And then you would think of her relations that you hate and get mad at her again on account of always sticking up for them, and say, Ed, that don't set so well, let's try a whiskey sour.

And you would meet a friend and have another with him, and pretty soon eat some breakfast and think how, after all, it was eggs you was eating for breakfast and they wasn't cooked no ways as good as the old woman would of poached them for you on toast if you hadn't been so darned mean to her.

And your friend would say his old woman blowed him up for coming home pickled.

And you would have another drink and say that was one thing your old woman never done to you. My old woman has got some sense, you would say to him, she knows how a man feels about taking a drink, and she never blows me up.

And you would set and brag about your old woman and you had never had a cross word between you in thirty years. And then he would begin to brag about his old woman, too.

And pretty soon you would say to yourself you better go to the phone and call her up.
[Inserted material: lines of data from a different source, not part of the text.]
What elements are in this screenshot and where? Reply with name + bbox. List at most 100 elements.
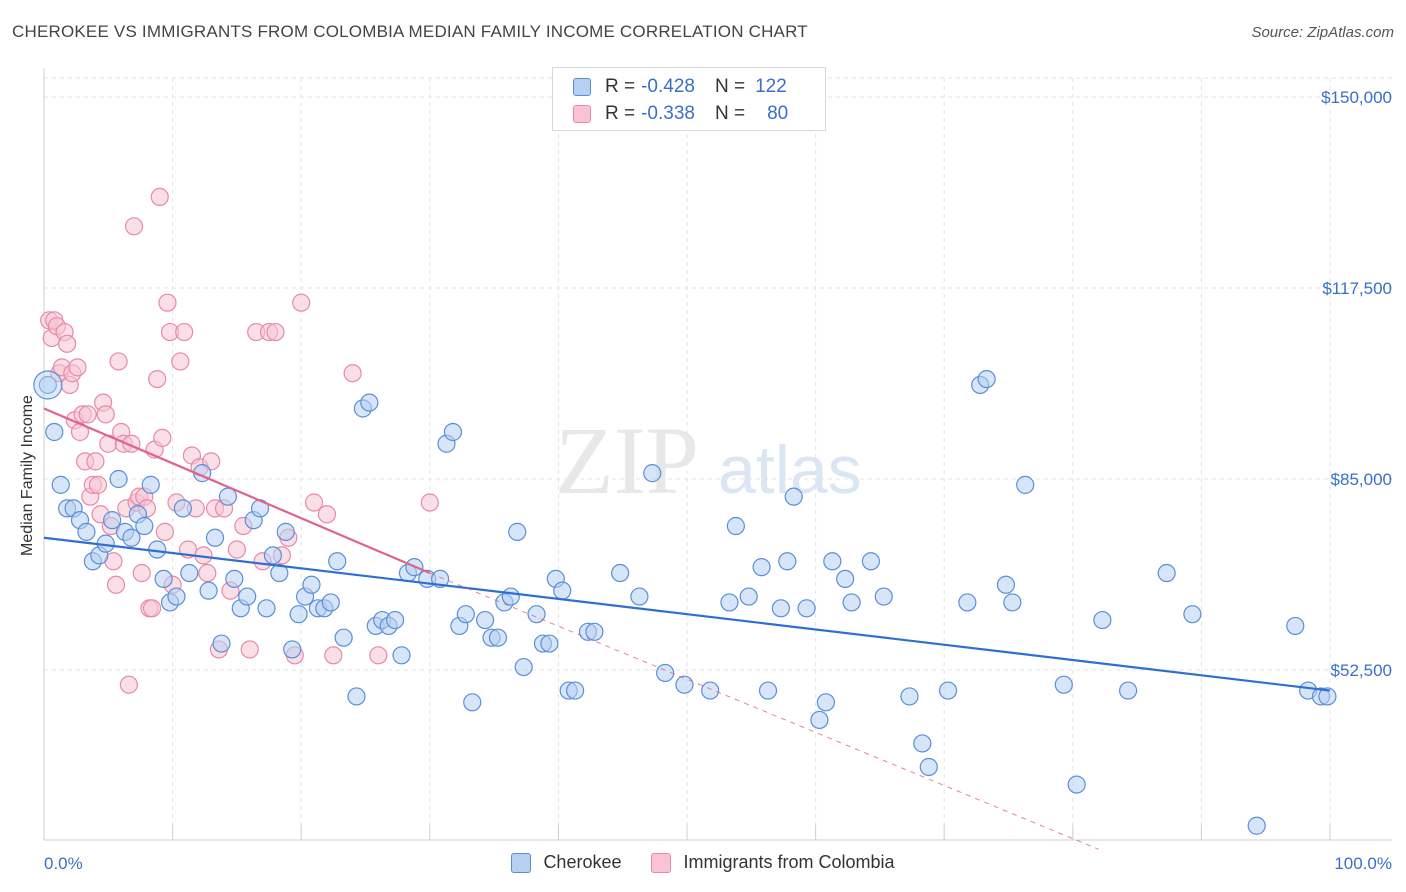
data-point-cherokee — [527, 605, 546, 624]
data-point-cherokee — [38, 375, 57, 395]
data-point-cherokee — [701, 681, 720, 700]
data-point-cherokee — [1003, 593, 1022, 612]
data-point-cherokee — [1318, 687, 1337, 706]
data-point-cherokee — [321, 593, 340, 612]
data-point-colombia — [369, 646, 388, 665]
data-point-cherokee — [816, 693, 835, 712]
chart-title: CHEROKEE VS IMMIGRANTS FROM COLOMBIA MED… — [12, 22, 808, 41]
data-point-colombia — [420, 493, 439, 512]
y-tick-label: $52,500 — [1331, 661, 1392, 680]
tick-labels: $52,500 $85,000 $117,500 $150,000 0.0% 100.0% — [44, 88, 1392, 873]
data-point-cherokee — [167, 587, 186, 606]
bottom-legend-cherokee: Cherokee — [511, 852, 621, 873]
data-point-colombia — [150, 187, 169, 207]
data-point-cherokee — [752, 558, 771, 577]
data-point-colombia — [240, 640, 259, 659]
data-point-cherokee — [173, 499, 192, 518]
data-point-cherokee — [900, 687, 919, 706]
data-point-cherokee — [540, 634, 559, 653]
y-tick-label: $150,000 — [1321, 88, 1392, 107]
data-point-cherokee — [360, 393, 379, 412]
data-point-cherokee — [913, 734, 932, 753]
data-point-cherokee — [212, 634, 231, 653]
data-point-colombia — [68, 358, 87, 377]
data-point-cherokee — [823, 552, 842, 571]
data-point-cherokee — [180, 563, 199, 583]
data-point-cherokee — [810, 710, 829, 730]
data-point-cherokee — [1054, 675, 1073, 694]
data-point-cherokee — [643, 464, 662, 483]
legend-r-label: R = — [605, 76, 636, 97]
trend-lines — [43, 407, 1331, 850]
bottom-legend-colombia: Immigrants from Colombia — [651, 852, 895, 873]
data-point-cherokee — [784, 487, 803, 506]
legend-n-value: 80 — [767, 103, 789, 124]
data-point-cherokee — [443, 422, 463, 442]
data-point-colombia — [142, 599, 162, 618]
data-point-colombia — [106, 575, 126, 594]
data-point-cherokee — [797, 599, 816, 618]
data-point-cherokee — [347, 687, 366, 706]
data-point-cherokee — [720, 593, 739, 612]
data-point-cherokee — [289, 605, 308, 624]
data-point-cherokee — [302, 575, 321, 594]
data-point-cherokee — [758, 681, 778, 700]
data-point-cherokee — [205, 528, 225, 547]
data-point-cherokee — [501, 587, 520, 606]
data-point-cherokee — [392, 646, 411, 665]
data-point-cherokee — [430, 569, 450, 589]
data-point-cherokee — [1067, 775, 1086, 794]
data-point-cherokee — [77, 522, 96, 541]
data-point-cherokee — [141, 475, 160, 494]
data-point-colombia — [153, 428, 172, 447]
data-point-cherokee — [1016, 475, 1035, 494]
data-point-cherokee — [135, 516, 154, 536]
data-point-cherokee — [51, 475, 70, 494]
y-axis-label: Median Family Income — [19, 395, 36, 556]
data-point-cherokee — [328, 552, 347, 571]
data-point-cherokee — [103, 511, 122, 530]
data-point-cherokee — [508, 522, 527, 541]
data-point-cherokee — [739, 587, 758, 606]
source-label: Source: ZipAtlas.com — [1251, 24, 1394, 41]
series-cherokee-points — [33, 369, 1337, 835]
data-point-colombia — [119, 675, 138, 694]
data-point-cherokee — [836, 569, 855, 589]
axes — [43, 68, 1392, 841]
data-point-colombia — [96, 405, 115, 424]
trend-line-cherokee — [43, 536, 1331, 692]
data-point-colombia — [175, 322, 194, 342]
data-point-colombia — [158, 293, 177, 312]
data-point-colombia — [132, 563, 151, 583]
data-point-cherokee — [585, 622, 604, 641]
data-point-cherokee — [1286, 616, 1305, 636]
data-point-colombia — [343, 364, 362, 383]
legend-row-colombia: R = -0.338 N = 80 — [573, 102, 788, 126]
trend-line-colombia — [43, 407, 431, 575]
bottom-legend-label: Immigrants from Colombia — [683, 852, 895, 872]
data-point-cherokee — [475, 610, 495, 630]
data-point-cherokee — [726, 516, 745, 536]
data-point-cherokee — [771, 599, 790, 618]
bottom-swatch-colombia — [651, 852, 672, 873]
data-point-colombia — [171, 352, 190, 371]
data-point-cherokee — [463, 693, 482, 712]
data-point-cherokee — [456, 605, 475, 624]
data-point-cherokee — [257, 599, 276, 618]
data-point-colombia — [155, 522, 174, 541]
x-tick-label: 0.0% — [44, 854, 83, 873]
legend-row-cherokee: R = -0.428 N = 122 — [573, 75, 787, 99]
stats-legend: R = -0.428 N = 122 R = -0.338 N = 80 — [552, 67, 826, 131]
data-point-colombia — [304, 493, 324, 512]
data-point-cherokee — [514, 657, 533, 677]
data-point-cherokee — [919, 757, 938, 777]
data-point-cherokee — [611, 563, 630, 583]
data-point-cherokee — [218, 487, 237, 506]
legend-n-label: N = — [714, 103, 746, 124]
data-point-cherokee — [874, 587, 893, 606]
bottom-swatch-cherokee — [511, 852, 532, 873]
y-tick-label: $117,500 — [1322, 279, 1392, 298]
data-point-cherokee — [276, 522, 295, 541]
data-point-cherokee — [553, 581, 572, 600]
data-point-colombia — [78, 405, 97, 424]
She has her mean streaks all right, but who knows, she may have been right this morning after all, and you take another drink and get her on the telephone, and give her a chance to say how sorry she was about the way she treated you that morning and maybe you go and pay an installment on a new carpet sweeper for her.

Well, it was that way in the old days. Liquor kept your Home Life running along o. k. You would get mad with your wife and then you would get sorry for her and give her an excuse to make up with you again.

But now, with no chance to get a drink when I am away from home if I treat the Old Woman mean in the morning I don't give her a chance to get on my good side again. And I can see sometimes that it is breaking her heart.

That's what prohibition is doing to this country. It is breaking the women's hearts and it is breaking up the Home Life on every hand.

What is going to become of a country where all the Home Life is broke up?